Union County Public Schools uses the information provided by the yearly Consolidated Data Report on school crime and violence to help sharpen its focus on challenging issues, as well as aid in the development of proactive solutions. Two additional areas of focus over the last three school years have been assault resulting in serious injury and sexual assault. Based on the results reported by the North Carolina Department of Public Instruction, UCPS has reduced the number of these acts committed in the schools, even as the school system has experienced continued growth in the student population each year.

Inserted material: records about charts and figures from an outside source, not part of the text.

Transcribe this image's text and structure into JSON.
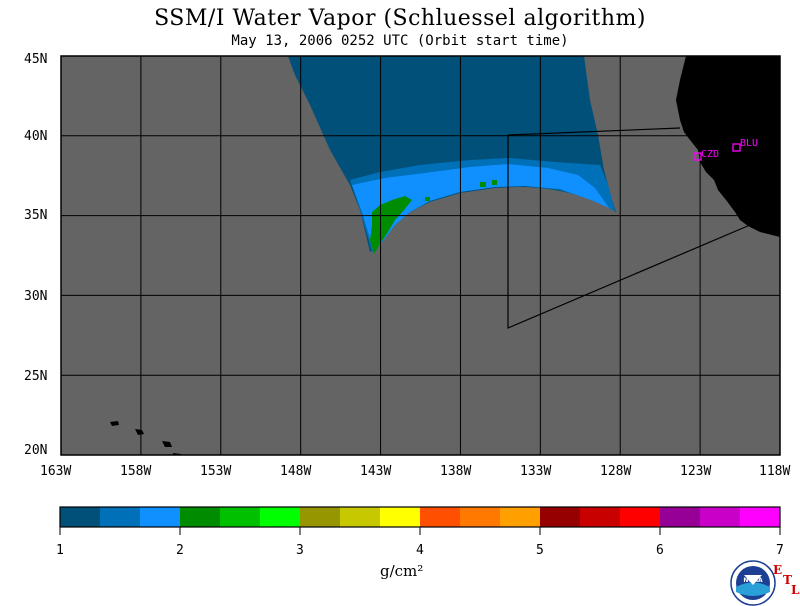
{
  "title": "SSM/I Water Vapor (Schluessel algorithm)",
  "subtitle": "May 13, 2006  0252 UTC  (Orbit start time)",
  "map": {
    "lon_range": [
      -163,
      -118
    ],
    "lat_range": [
      20,
      45
    ],
    "lon_ticks": [
      -163,
      -158,
      -153,
      -148,
      -143,
      -138,
      -133,
      -128,
      -123,
      -118
    ],
    "lat_ticks": [
      45,
      40,
      35,
      30,
      25,
      20
    ],
    "lon_labels": [
      "163W",
      "158W",
      "153W",
      "148W",
      "143W",
      "138W",
      "133W",
      "128W",
      "123W",
      "118W"
    ],
    "lat_labels": [
      "45N",
      "40N",
      "35N",
      "30N",
      "25N",
      "20N"
    ],
    "ocean_color": "#646464",
    "land_color": "#000000",
    "grid_color": "#000000",
    "stations": [
      {
        "name": "CZD",
        "color": "#ff00ff"
      },
      {
        "name": "BLU",
        "color": "#ff00ff"
      }
    ]
  },
  "colorbar": {
    "colors": [
      "#00507a",
      "#0070b8",
      "#1090ff",
      "#008c00",
      "#00c000",
      "#00ff00",
      "#969600",
      "#c8c800",
      "#ffff00",
      "#ff5000",
      "#ff7800",
      "#ffa000",
      "#960000",
      "#c80000",
      "#ff0000",
      "#960096",
      "#c800c8",
      "#ff00ff"
    ],
    "tick_labels": [
      "1",
      "2",
      "3",
      "4",
      "5",
      "6",
      "7"
    ],
    "units": "g/cm²"
  },
  "logo": {
    "text": "NOAA",
    "icon": "noaa-logo-icon",
    "etl_letters": [
      "E",
      "T",
      "L"
    ],
    "etl_color": "#d00000"
  }
}
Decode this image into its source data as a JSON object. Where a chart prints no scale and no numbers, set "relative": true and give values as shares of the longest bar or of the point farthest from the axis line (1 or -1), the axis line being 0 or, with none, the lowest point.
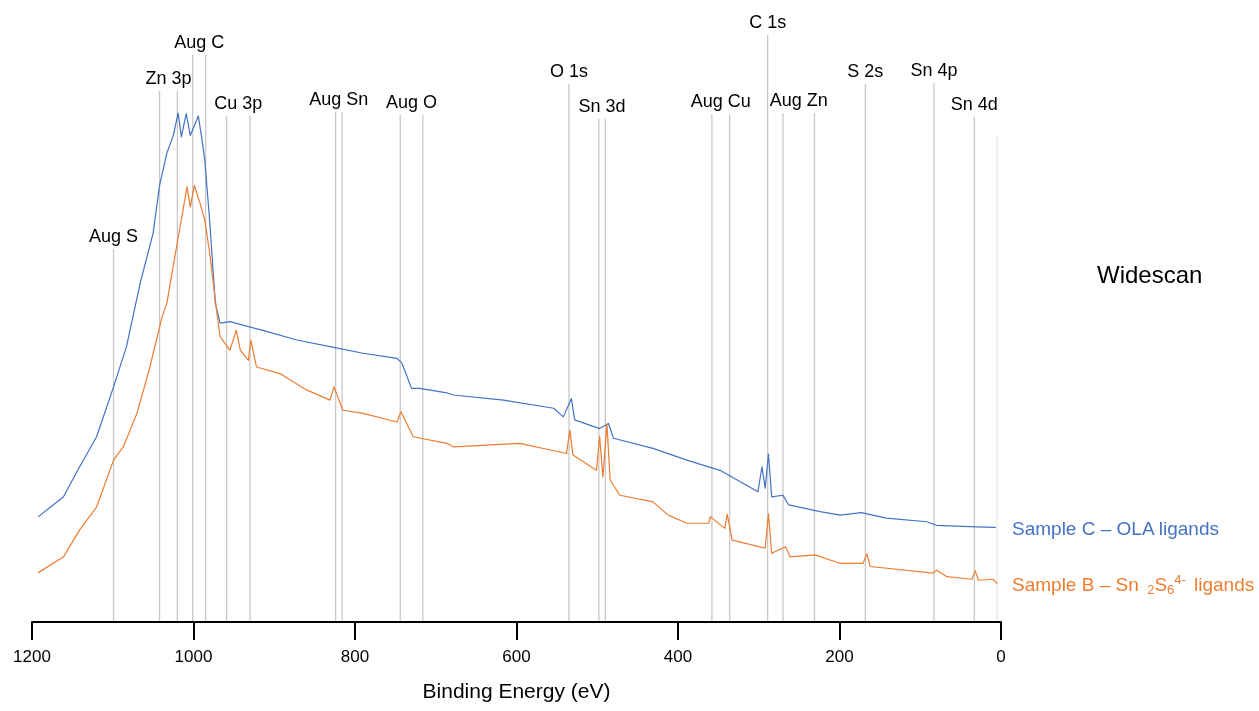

The two areas with the highest number of acts occurring continue to be possession of a controlled substance and possession of a weapon. Weapons involve a wide number of items including air pistols, razor blades and knives. The most common weapon reported in Union County Public Schools is a knife. The state definition of a knife is broad and includes small pocket knives, a tool often found in rural areas.

The 2011-12 Consolidated Data Report results show that the efforts of UCPS students, parents, staff, administrators, School Resource Officers, law enforcement partners, and community agencies are making a difference in reducing the numbers of incidents of reportable offenses.

Keeping the schools safe is a job that is never done. “We will be diligent to provide for the safety and security of our students and staff,” stated UCPS Superintendent Dr. Mary Ellis. “In the Union County Public Schools system, their safety is our foremost concern.”